Now. Did the stay at home order work? Or did the surge just happen and then stop happening because all surges eventually stop happening?” he asked.

He points to Iowa as an example of an open state whose surge after a month, without stay-at-home measures or dining bans, began to drop.

“We could do this for almost every single state. Almost every state had a surge that lasted about the same length regardless of mitigations,” @PoliMath wrote. 

 

The LA Times reported that “scientists say that they can’t tease out which part of the order was most effective in turning the tide, but several leading public health experts interviewed by The Times agreed that the outdoor dining ban probably played a key role.” The article insinuates that without such measures, the state could have suffered a higher death rate. 

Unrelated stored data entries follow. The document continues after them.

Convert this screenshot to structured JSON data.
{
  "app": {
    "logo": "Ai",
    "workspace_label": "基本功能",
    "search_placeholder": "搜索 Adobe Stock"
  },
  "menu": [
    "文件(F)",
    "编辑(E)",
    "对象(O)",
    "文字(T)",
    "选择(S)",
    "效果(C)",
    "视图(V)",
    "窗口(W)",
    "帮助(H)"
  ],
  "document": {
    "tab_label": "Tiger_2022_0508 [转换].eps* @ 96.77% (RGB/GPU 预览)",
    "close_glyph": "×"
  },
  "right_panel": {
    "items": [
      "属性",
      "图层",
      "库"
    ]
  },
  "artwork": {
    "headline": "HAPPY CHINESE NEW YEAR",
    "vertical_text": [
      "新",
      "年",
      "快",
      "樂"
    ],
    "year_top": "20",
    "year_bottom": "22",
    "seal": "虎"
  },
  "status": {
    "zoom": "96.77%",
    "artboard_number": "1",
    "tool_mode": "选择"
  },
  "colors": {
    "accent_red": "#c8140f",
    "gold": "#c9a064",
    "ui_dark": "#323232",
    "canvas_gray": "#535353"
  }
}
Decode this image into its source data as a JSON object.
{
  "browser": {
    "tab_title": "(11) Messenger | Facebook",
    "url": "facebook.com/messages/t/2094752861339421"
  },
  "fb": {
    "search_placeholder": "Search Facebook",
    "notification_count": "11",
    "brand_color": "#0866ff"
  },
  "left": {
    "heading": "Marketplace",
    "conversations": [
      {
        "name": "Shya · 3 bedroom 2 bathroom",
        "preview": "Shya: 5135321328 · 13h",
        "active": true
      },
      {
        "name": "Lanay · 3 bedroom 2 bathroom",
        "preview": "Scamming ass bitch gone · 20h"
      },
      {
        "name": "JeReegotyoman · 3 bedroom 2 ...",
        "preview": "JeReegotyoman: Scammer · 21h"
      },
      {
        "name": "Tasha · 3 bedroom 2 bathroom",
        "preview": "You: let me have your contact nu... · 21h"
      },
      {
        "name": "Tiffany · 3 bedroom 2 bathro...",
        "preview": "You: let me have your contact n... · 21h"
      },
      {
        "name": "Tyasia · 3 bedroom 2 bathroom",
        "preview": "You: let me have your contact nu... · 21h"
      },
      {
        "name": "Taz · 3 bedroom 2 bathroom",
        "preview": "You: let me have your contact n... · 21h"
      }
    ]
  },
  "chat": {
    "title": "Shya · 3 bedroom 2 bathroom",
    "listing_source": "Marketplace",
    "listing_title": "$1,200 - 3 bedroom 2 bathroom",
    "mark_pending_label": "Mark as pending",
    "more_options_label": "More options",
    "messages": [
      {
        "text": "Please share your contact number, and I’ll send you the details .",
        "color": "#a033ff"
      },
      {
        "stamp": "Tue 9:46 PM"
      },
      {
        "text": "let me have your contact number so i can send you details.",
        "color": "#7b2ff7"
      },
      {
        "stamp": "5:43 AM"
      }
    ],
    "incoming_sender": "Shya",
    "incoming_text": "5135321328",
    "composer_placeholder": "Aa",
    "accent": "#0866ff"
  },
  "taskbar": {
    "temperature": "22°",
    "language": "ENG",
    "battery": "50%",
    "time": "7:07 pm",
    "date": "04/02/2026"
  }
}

New York City, which imposed often-changing restrictions on the restaurant industry, has allowed outdoor dining for customers brave enough to bear winter weather. Gov. Andrew Cuomo announced last week that NYC restaurants could serve indoors [7] at 25% capacity beginning Valentine’s Day (restaurants in the rest of the state are open at 50%). 

Contact tracing data from New York made headlines in December when it showed 1.4% of COVID-19 spread [8] could be traced to the restaurant industry. A state official countered [9] that contact tracing has not been effective at “trac[ing] the origins of a vast majority of positive cases” and thus this percentage is likely “incorrect.” In Los Angeles County, reports equated COVID-19 transmission originating at restaurants [10] to 4%. 

Infectious disease experts have said that there is not data linking outdoor dining [11] to COVID-19 spread. Outdoor spread of COVID-19 has been described as “rare but not impossible.” [12] A modeling study based [13] on New York City data and weather conditions conversely find that the virus is “easily transmitted in ideal outdoor conditions.”